Keyakinan itu bertambah kuat dari hari ke hari. Menurut Titiana, Allah telah membukakan hati, mata, dan telinganya.
Ia pun memutuskan untuk mengikrarkan syahadat. Memulai menempuh kehidupan baru. "Saya tidak akan lupa hari indah ini. Alhamdulillah," ucap Titiana penuh syukur.
Kini, gadis itu tampak cantik dengan tampilan gamis dan jilbab lebar berwarna cerah yang selalu ia kenakan. Setelah berikrar syahadat, Titiana pun berganti nama menjadi Tasnim. Nama indah yang berarti air terjun atau mata air di surga.
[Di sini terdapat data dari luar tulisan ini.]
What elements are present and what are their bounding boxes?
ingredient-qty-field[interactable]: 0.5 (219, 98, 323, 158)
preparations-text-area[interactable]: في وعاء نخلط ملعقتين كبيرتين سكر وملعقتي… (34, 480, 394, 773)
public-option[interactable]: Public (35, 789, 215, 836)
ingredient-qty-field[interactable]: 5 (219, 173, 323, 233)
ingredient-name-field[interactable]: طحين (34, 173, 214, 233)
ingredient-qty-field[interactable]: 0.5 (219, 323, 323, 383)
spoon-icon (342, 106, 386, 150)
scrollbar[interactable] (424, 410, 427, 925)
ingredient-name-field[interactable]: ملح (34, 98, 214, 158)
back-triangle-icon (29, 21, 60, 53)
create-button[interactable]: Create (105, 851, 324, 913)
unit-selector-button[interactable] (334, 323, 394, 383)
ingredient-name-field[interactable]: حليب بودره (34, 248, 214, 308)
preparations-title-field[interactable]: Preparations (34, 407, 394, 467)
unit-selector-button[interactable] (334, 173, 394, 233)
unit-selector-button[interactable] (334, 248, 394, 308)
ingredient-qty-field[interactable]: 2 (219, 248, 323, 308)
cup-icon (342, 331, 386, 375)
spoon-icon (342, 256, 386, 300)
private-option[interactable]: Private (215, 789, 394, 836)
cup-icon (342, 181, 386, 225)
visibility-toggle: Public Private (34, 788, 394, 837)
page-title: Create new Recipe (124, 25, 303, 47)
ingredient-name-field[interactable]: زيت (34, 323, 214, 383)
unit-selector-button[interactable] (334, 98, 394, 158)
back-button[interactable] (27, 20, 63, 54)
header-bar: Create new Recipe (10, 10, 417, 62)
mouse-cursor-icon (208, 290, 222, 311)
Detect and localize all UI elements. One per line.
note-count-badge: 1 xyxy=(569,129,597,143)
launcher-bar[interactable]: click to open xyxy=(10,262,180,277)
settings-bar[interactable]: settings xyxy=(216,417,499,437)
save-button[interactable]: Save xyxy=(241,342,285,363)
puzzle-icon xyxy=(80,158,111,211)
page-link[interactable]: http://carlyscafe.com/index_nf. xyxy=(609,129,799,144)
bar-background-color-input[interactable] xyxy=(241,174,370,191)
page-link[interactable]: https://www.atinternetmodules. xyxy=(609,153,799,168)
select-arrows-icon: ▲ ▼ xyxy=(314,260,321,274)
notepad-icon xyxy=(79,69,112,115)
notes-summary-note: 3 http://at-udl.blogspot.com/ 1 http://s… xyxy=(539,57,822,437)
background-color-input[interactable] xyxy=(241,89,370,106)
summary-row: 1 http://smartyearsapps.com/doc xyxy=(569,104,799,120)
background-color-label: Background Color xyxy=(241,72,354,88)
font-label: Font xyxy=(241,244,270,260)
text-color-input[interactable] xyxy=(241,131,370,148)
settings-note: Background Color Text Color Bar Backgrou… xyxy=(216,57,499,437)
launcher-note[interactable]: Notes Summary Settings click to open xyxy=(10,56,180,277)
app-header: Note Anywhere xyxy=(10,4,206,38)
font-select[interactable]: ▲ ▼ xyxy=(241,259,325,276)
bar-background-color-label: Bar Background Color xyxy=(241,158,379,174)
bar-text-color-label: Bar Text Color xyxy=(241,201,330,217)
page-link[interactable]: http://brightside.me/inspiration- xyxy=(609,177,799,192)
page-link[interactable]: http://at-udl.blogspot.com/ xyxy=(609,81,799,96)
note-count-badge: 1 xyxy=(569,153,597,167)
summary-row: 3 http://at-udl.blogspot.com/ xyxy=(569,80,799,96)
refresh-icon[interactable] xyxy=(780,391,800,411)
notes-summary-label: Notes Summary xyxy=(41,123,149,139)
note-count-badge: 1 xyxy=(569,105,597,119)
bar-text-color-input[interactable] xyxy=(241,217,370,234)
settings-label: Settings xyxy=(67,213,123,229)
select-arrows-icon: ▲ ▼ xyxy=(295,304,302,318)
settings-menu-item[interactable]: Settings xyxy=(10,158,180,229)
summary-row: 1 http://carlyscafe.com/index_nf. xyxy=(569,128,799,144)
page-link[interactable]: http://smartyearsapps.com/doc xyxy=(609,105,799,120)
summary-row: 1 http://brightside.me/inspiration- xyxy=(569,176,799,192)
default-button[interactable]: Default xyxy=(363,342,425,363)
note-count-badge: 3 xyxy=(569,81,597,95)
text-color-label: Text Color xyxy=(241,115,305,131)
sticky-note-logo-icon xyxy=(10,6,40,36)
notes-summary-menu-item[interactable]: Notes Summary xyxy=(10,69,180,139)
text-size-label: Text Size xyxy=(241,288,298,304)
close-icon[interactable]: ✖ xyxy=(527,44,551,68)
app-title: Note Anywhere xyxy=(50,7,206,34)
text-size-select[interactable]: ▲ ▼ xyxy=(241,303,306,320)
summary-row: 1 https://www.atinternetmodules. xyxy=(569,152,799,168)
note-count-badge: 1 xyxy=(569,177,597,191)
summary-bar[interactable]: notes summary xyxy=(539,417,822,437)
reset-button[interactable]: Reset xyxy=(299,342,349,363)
Sekarang, Tasnim pindah ke Dubai dari Kirgistan. Ia telah tinggal di sana kira- kira sembilan bulan. Tantangan Hidayah datang, cobaan pun datang. Keislaman Titiana mendapat penolakan keras dari keluarga. Terutama, dari kedua orang tua dan nenek yang selalu mencintainya. Titiana pantang menyerah, meski beroleh protes dari keluarga. Ia belajar mendirikan shalat lima waktu.
Setahun yang lalu, gadis itu malah sudah mulai memakai jilbab. "Saya berdoa, ya Allah, jadikan hamba-Mu ini lebih kuat lagi, lebih kuat lagi," tutur Titiana.
Titiana Gadis itu mengajar di sebuah universitas. Setiap hari, ia bertemu koleganya sesama dosen dan profesor. Ada lebih dari 2.500 orang di kampus. Setiap waktu, ada saja orang datang kepadanya dan bertanya alasan dia berjilbab.
Tidak semudah menjawab pertanyaan rekan kerja, persoalan hijab menjadi konflik besar di tengah keluarga. Mereka menggugat. Mengapa dia harus menutupi wajah? Mengapa dia mengenakan jilbab? Mengapa dia mengenakan pakaian yang berbeda?
Suatu kali, Titiana meminta saran ibunya ketika hendak berangkat ke universitas. "Warna jilbab apa yang cocok dikenakan dengan pakaianku hari ini?" Ibunya menjawab singkat, "Tidak ada. Kamu jauh lebih baik tanpa jilbab." Ia hanya bisa diam dan bersabar.
Kesabaran Titiana membuahkan hasil. Selang sebulan kemudian, ibunya mulai memahami dan memberikan hadiah pada gadis itu. Ketika dibuka, ternyata sehelai jilbab berwarna hijau! Bagi Titiana, ini pertanda besar dari-Nya bahwa sang ibu mulai memahami pilihan si buah hatinya dalam berislam.
"Itu perubahan yang sangat serius bagi saya," ungkap Titiana.